Indian gaming could be the biggest vehicle for India to shine as global soft power as mobile gaming has potential to cross global barriers. Hit games not only generate massive revenues for local governments but also create country brand, as is the case with Finland. However, for globally successful game, massive amount of focus needs to be done on creating right skills. For this, we would need courses specifically designed for gaming and partnerships with countries like Japan, UK, Korea to help in creating curriculum and providing teachers.
What kind of policy interventions are needed for gaming?

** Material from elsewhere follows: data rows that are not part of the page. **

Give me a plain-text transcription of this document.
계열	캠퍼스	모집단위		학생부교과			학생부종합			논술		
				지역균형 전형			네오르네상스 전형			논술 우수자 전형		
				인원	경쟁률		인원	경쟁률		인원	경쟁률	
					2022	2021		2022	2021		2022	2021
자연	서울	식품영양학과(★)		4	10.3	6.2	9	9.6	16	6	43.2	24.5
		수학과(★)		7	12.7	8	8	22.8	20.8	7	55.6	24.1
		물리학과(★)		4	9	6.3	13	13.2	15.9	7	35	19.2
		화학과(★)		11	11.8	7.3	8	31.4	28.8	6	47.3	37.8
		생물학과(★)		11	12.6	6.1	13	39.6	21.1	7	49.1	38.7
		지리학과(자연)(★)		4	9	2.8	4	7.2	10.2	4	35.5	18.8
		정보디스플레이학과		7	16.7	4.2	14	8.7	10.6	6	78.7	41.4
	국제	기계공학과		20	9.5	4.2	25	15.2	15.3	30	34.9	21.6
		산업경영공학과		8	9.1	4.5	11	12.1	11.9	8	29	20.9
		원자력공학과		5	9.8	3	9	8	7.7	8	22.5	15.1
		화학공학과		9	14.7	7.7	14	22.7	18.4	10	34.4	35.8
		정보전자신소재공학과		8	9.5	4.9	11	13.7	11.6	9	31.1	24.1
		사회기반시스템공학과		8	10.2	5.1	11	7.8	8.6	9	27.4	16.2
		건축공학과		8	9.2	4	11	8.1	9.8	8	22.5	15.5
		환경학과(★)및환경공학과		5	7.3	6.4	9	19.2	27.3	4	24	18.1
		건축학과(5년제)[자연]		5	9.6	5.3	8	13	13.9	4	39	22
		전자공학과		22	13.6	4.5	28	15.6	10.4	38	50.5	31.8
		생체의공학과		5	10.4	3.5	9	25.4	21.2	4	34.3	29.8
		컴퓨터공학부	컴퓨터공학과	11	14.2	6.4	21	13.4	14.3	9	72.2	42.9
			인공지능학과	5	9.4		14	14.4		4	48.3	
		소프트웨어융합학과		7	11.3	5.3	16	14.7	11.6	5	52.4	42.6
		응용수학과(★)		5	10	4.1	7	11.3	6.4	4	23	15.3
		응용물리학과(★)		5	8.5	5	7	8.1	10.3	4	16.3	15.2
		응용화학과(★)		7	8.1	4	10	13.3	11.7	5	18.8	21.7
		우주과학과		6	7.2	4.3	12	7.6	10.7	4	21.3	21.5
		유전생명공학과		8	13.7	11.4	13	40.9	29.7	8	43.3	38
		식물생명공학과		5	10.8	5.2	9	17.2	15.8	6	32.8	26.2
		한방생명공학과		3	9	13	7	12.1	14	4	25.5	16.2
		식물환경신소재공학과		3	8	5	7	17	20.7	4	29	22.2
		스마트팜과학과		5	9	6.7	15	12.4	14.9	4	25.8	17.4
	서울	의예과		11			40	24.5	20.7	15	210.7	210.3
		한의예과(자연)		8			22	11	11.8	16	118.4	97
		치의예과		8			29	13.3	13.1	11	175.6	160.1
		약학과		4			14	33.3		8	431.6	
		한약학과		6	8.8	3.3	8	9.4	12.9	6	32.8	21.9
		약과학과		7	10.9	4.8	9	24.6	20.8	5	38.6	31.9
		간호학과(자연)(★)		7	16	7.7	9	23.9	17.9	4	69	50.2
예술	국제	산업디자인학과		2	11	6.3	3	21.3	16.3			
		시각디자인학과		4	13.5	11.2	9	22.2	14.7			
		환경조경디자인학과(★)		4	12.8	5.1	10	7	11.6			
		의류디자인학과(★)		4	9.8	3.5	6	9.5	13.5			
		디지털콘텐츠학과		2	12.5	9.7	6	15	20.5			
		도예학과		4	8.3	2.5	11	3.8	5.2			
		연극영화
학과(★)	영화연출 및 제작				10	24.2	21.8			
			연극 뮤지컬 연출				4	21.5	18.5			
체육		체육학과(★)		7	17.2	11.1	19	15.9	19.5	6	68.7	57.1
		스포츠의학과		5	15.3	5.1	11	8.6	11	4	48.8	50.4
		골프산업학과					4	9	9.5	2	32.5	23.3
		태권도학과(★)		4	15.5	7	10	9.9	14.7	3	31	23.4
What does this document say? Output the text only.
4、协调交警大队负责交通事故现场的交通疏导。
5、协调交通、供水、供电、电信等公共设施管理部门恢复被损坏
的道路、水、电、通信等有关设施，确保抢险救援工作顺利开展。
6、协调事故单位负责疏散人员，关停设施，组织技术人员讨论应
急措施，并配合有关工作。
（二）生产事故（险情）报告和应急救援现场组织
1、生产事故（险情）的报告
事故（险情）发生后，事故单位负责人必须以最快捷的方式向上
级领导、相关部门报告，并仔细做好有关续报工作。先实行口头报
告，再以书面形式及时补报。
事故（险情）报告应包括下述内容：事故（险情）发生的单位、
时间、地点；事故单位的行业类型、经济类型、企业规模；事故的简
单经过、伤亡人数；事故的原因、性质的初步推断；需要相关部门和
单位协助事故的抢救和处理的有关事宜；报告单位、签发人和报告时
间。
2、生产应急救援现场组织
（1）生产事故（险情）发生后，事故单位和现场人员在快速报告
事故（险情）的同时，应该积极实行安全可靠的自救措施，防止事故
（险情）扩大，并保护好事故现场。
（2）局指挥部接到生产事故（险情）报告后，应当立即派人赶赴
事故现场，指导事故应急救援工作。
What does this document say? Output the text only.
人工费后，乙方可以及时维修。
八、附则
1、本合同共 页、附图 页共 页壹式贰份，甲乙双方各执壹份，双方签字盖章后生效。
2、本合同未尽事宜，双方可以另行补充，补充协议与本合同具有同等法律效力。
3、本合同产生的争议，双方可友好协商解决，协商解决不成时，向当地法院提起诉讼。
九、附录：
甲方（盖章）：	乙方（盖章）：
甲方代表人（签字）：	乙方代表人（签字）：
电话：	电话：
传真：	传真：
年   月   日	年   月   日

I think gaming needs a mindset change first at the decision-making levels where it matters. To start with, I think that people who matter need to understand what is gaming and what is its potential. Once we get over the mindset of “how many jobs can this industry create” and believe in soft power which a globally successful IP brings to a country, we can move forward with more meaningful discussion on what needs to be done to make it happen.
Has launch of 4G impacted gaming in India?
The number of 100 million casual gamers in India is set to explode with 4G adoption and is set to cross 300 million mark in next 3 years. In terms of content, global games like Candy Crush, Temple Run, Subway Surfer still dominate the market; however, in the last year, Indian gaming market has seen emergence of multiple local genre based games.